На площадке второго этажа сидел мальчик. Ремко не удивился и только вздохнул, увидев его. Бездомные и нищие нередко забредали в этот дом и прятались по тёмным углам, укрываясь от непогоды. Ремко их не гонял: он делил с ними воду и хлебцы, отправлял за них письма и отдавал им старую одежду.

Но этот мальчик был совсем маленький, лет пяти-шести. При виде Ремко он поднялся на тоненькие ножки и сказал:

– Дядя Ремко, помните меня? Вы осенью помогли моей маме с работой.

Ремко внимательнее всмотрелся в лицо ребёнка. Ямочки на пунцовых щеках, тёмные глаза-горошины, бледные уши торчком. Когда он видел Эрильена в последний раз, тот был совсем крошкой. Неужели это было только прошлой осенью?
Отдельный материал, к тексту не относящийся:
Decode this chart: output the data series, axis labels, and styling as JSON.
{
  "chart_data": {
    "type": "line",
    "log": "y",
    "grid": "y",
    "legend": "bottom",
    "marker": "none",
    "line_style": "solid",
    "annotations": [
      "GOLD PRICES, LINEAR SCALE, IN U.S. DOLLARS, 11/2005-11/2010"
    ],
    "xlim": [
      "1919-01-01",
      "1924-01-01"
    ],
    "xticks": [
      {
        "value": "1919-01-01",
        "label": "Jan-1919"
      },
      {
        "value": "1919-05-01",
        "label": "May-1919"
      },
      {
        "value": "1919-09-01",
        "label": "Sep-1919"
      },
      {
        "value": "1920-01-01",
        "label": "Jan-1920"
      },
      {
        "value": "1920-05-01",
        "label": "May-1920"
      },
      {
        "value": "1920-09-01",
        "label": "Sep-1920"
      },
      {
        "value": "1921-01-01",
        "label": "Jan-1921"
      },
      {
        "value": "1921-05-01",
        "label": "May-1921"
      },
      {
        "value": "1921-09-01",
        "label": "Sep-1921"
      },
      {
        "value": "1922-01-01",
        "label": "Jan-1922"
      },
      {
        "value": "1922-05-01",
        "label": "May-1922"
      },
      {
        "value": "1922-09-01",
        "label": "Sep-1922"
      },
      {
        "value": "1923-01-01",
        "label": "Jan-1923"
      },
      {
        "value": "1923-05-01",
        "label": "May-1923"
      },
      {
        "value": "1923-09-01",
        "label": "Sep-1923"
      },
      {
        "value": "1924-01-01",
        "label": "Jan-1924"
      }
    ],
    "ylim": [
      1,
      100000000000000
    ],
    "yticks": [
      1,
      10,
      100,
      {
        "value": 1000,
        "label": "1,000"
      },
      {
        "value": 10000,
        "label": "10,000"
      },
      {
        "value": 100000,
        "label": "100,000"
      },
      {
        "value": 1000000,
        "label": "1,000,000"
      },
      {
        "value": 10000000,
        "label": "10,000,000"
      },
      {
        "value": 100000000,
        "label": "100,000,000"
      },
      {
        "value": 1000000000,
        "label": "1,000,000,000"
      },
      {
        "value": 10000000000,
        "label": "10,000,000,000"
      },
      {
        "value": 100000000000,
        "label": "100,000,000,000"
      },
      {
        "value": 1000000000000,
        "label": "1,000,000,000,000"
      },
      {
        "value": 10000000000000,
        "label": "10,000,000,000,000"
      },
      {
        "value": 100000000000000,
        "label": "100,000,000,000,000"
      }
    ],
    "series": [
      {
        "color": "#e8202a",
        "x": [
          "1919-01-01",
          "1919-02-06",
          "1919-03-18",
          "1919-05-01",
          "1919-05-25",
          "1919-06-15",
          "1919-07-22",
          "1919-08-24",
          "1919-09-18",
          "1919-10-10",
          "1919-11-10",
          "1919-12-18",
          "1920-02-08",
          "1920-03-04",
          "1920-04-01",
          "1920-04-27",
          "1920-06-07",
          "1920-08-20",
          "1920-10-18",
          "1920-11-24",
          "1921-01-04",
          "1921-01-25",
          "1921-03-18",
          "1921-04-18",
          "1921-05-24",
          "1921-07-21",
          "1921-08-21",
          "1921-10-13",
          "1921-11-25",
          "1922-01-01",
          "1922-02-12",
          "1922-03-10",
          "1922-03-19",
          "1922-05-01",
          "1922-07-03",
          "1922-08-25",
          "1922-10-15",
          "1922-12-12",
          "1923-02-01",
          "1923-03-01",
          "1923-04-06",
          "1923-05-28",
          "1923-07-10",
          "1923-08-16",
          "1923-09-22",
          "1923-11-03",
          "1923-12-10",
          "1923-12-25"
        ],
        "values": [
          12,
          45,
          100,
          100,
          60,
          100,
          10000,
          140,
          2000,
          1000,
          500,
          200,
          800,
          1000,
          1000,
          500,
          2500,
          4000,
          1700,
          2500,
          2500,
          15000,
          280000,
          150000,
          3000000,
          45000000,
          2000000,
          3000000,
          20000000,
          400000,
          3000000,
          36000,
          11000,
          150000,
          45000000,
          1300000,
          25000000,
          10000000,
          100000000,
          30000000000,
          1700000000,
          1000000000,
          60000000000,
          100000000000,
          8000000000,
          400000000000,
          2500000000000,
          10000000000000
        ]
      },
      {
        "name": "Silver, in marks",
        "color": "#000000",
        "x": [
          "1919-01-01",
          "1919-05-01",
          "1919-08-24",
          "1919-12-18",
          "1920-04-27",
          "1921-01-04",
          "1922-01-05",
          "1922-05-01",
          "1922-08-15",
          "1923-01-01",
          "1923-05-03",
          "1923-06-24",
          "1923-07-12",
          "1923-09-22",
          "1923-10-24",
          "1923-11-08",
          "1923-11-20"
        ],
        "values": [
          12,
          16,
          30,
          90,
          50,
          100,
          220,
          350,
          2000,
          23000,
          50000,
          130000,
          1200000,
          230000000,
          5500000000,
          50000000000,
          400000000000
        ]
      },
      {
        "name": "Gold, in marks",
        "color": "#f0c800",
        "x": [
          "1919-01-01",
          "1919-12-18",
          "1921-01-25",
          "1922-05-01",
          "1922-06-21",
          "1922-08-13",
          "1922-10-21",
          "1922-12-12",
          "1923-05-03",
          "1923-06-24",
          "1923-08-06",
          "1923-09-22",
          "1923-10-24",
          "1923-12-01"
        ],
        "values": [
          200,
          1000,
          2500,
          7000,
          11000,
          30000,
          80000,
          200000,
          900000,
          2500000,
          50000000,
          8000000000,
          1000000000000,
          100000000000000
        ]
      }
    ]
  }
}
– Как она? – спросил Ремко, открывая перед Эрильеном дверь в свою комнату. – Проходи, не стесняйся. Что-то случилось? Они её уволили?

Эрильен заходить отказался. Глаза его налились слезами, и он кивнул в сторону лестницы, уводящей в темноту холла.

– Мама болеет. Пойдёмте со мной, дядя Ремко. Она сказала вас найти, сказала, что вы точно поможете! Пожалуйста, идёмте скорее!

– Чем она заболела? – спросил Ремко, ногами нащупывая следующую ступеньку. Одной рукой он продолжал сжимать папку, в другую взял мокрую ладошку Эрильена.

– Я не знаю, – всхлипнул мальчик. – Там много людей… Они не хотят больше ходить…

Мальчик вёл Ремко сквозь паутину улиц, не замедляя шага, – он хорошо запомнил дорогу. Эрильен не мог точно сказать, когда заболела мама. Он лишь видел, что ей стало трудно двигаться, хотя она никогда не жаловалась. Её выгнали с работы – конечно, кому нужна такая медлительная горничная, и им с Эрильеном пришлось искать себе новый приют.

В подвале, куда мальчик привёл Ремко, было холодно, но хотя бы не сыро. Узкие окна под потолком выходили на юг, и косые лучи солнца подсвечивали миллионы частиц пыли в воздухе. Сияющие пылинки плыли по помещению, превращая обычный подвал в волшебное подземелье.